Key Trends in 2018 for the Consulting Industry

What Consulting Industry Trends Will Emerge in 2018?

The consulting industry faces 2018 with digital transformation, technological disruption and cultural shifts affecting it. Such change is influencing the way the industry evolves. According to cited experts, the key trends below may develop in the industry this year.

Key Trends for 2018

Digital agencies and consulting firms blur even further together
The definition of the term “consulting” continues to evolve. Consultants can come from multinational billion-dollar companies or from an independent sole proprietorship. Vast topics of expertise can be offered to a client or precisely niche services can be provided by a consultant. Within this environment, digital agencies are increasingly offering consulting services, and established consulting firms are adding digital expertise to their offerings. An article in Campaign stated that consulting firms are strongly challenging digital agencies because the firms are actively recruiting top digital talent and even acquiring digital agencies. This cross specialization expands the nature of what makes a “consultant” in 2018..

Scope of what is considered “consulting” expands

In a poll of clients of consulting firms, run by RGP, they theorized that the consulting industry may actually be made of “tiers.”  One type of tier is highly skilled advisory with a proven reputation and generally high fees. A second tier is specialty niche technology consulting services that have precise price points. The third category includes highly skilled niche experts that are hired to do precise projects. Again, this segmentation shows how nebulous the term of “consultant” is becoming.

Open-web content commodifies knowledge and expertise

Because increasing amounts of Internet-based content is available to the public, like best practices, guidelines and case studies, consulting “knowledge” and “expertise” are more commodified. Even the concept of “microconsulting” has entered into the language of the consulting industry.  This concept involves an expert engaging in short, targeted projects for clients as opposed to months-long work by a team of consultants.

Freelancers keep independent roles

As in many other professions, the freelance model of work continues its influence within the consulting field. Some freelance consultants work independently while some consultants join online consulting marketplaces or partner with small or large consulting firms.

A recent poll of freelance consultants by Odgers Connect found that most freelancers had no intention of leaving the independent world in order to transition to full-time work for a consulting firm.

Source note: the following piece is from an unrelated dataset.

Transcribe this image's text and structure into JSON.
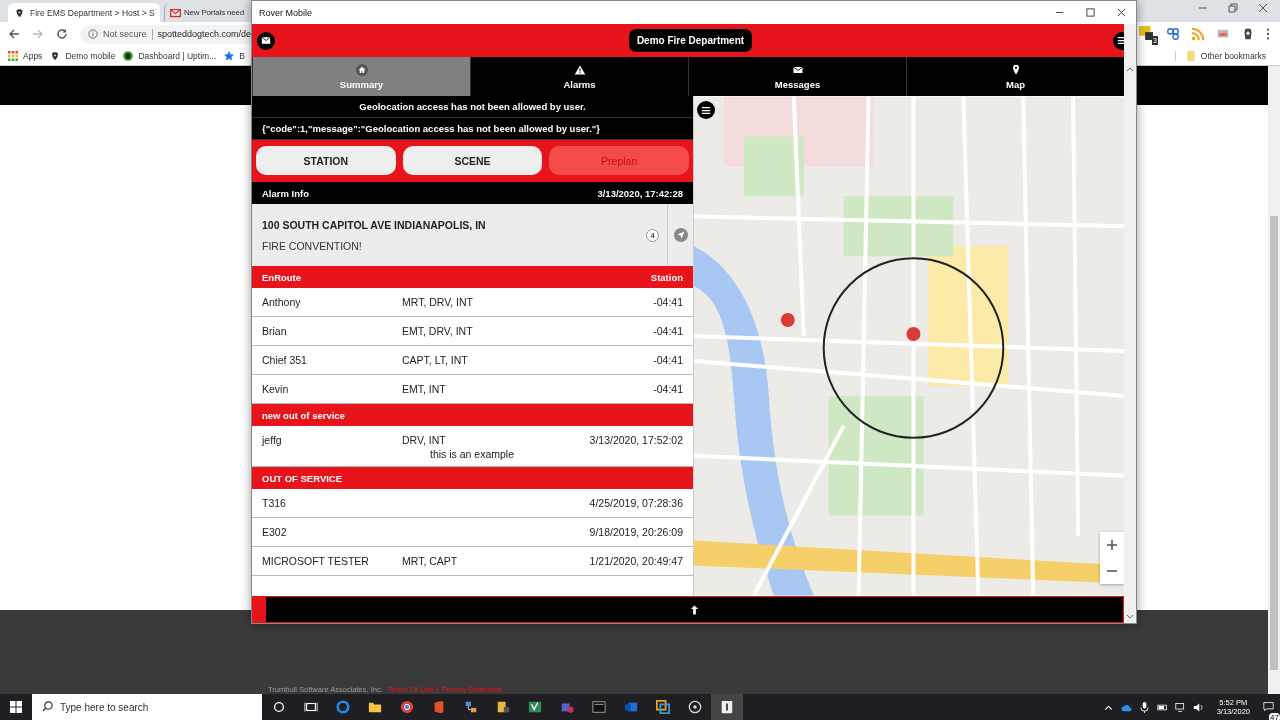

The freelance consultants are in high demand due to such issues as cost pressures by clients. Freelance experts often can customize their prices and billing, whereas larger consultancies may not have that flexibility.

Demand grows for performance-based billing models

Repercussions of the 2008 recession still permeate the thinking of many clients, and the pay structures of some consultancies are being affected. Since many clients now have the technological capability to slice and dice every expense, they are analyzing spending on consulting and examining the return on its investment. Accordingly, many clients are requesting customized prices for targeted projects. Additionally, performance-based billing is also trending among consultants. Such pricing styles can prevent client concerns regarding unexpected fees, as well as provide a real attainable benchmark for consultancies to prove their value.

Consulting firms and individual experts crowdsource together

Similar to the freelance trend, the consulting industry is also availing itself of talent from external sources. described the crowdsourcing trend as becoming very common among consultancies. It is difficult to have every needed expertise that a client desires, so firms are often working with specialty companies and experts outside of the consultancy. With this expanded network of knowledge, a client can gain their desired insights. The consultants are working with digital agencies or tech startups and even independent freelance professionals in order to gain the expertise that is needed. The relationships among the different firms are mutually beneficial.


In 2018, more professionals may refer to themselves as consultants, even in industries that were once considered distinct. Many consultants will continue to work freelance, even as their income is increasingly affected by performance-based billing. Firms may also be compelled to bill according to outcomes. Consultants of all kinds will likely work together when crowdsourcing for consulting projects.

Overall, 2018 may be the year of “more”: more professionals defining themselves as consultants, more collaboration between consultants and consulting firms and more accountability for the outcome of anything called “consulting”.